Bill ‘will harm SA businesses’
‘More red tape for firms’
DRAFT law proposing that all businesses be licensed with municipalities will have a negative impact on business in South Africa, the SA Institute of Race Relations said yesterday.
The institute had made a submission to the Department of Trade and Industry that the draft Licensing of Businesses Bill would require “an army of bureaucrats to implement”, it said.
The bill was approved by the cabinet and published for public comment last month.
“Though exact numbers are hard to obtain, there are more than 1.3 million businesses that are already registered under the Companies Act of 2008,” the institute’s head of special research, Anthea Jeffery, said.
In addition, there were also around 3.8 million one-person enterprises, another 759 000 micro businesses employing one other person, and roughly 472 000 firms with two employees each.
“This suggests that at least 6.3 million businesses will have to apply for licences to continue operating.”

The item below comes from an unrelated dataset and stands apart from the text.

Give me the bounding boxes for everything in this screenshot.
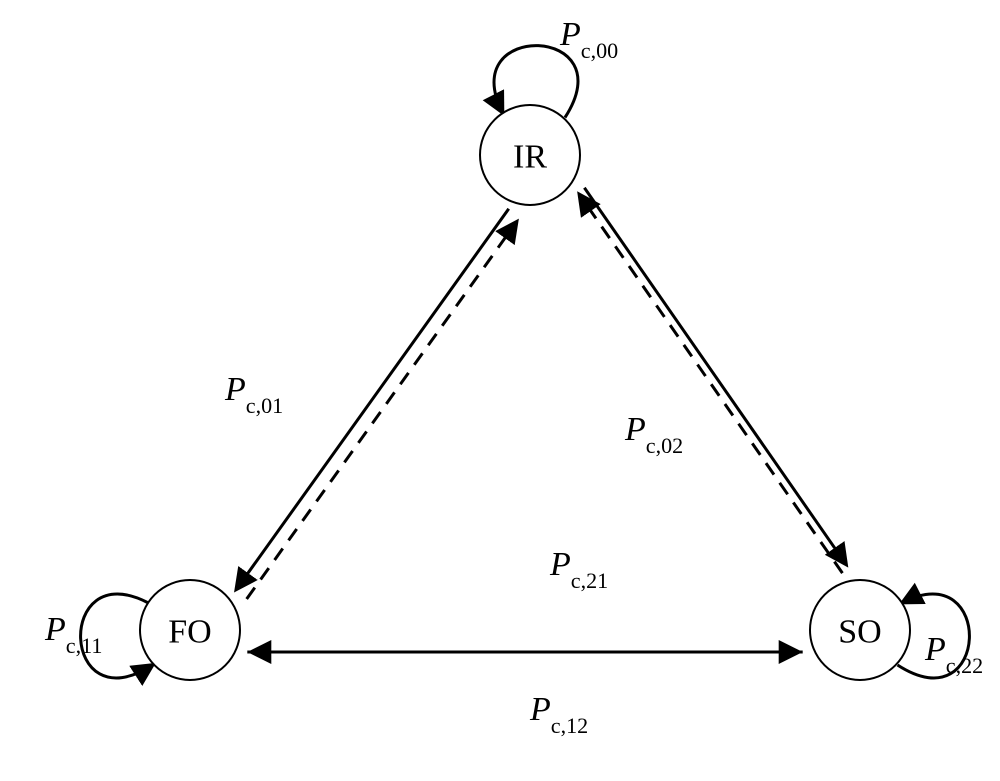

She said the department claimed the bill would not create any additional bureaucracy.
“If many more officials are not employed to issue licences, maintain registries, and write reports, the many other tasks already resting on often inept municipalities, (such as) the need to keep accurate financial records for one, are even more likely to remain undone,” Jeffery said.
“The bill will also add to the costs of the public service. Yet this has risen so fast in recent years that it is already crowding out essential infrastructure spending,” Jeffery said.
Announcing the cabinet’s approval of the bill last month, acting government spokeswoman Phumla Williams told a media briefing it would replace the 1991 Licensing of Businesses Act.
The new bill, once enacted, would provide a simple enabling framework for business licence application procedures by setting norms and standards, she said at the time.
The bill was subsequently published on March 18 by Trade and Industry Minister Rob Davies, allowing 30 days from that date for public comment.
According to the document, the draft legislation also aims to provide a framework for “support monitoring and standard-setting by national government in order to build local government into an efficient, front-line agency capable of integrating the activities of all spheres of government for the overall social and economic upliftment of communities”.
Trade and industry spokesman Sidwell Medupe was quoted last Wednesday as saying the registration fee for businesses “will be about R50”.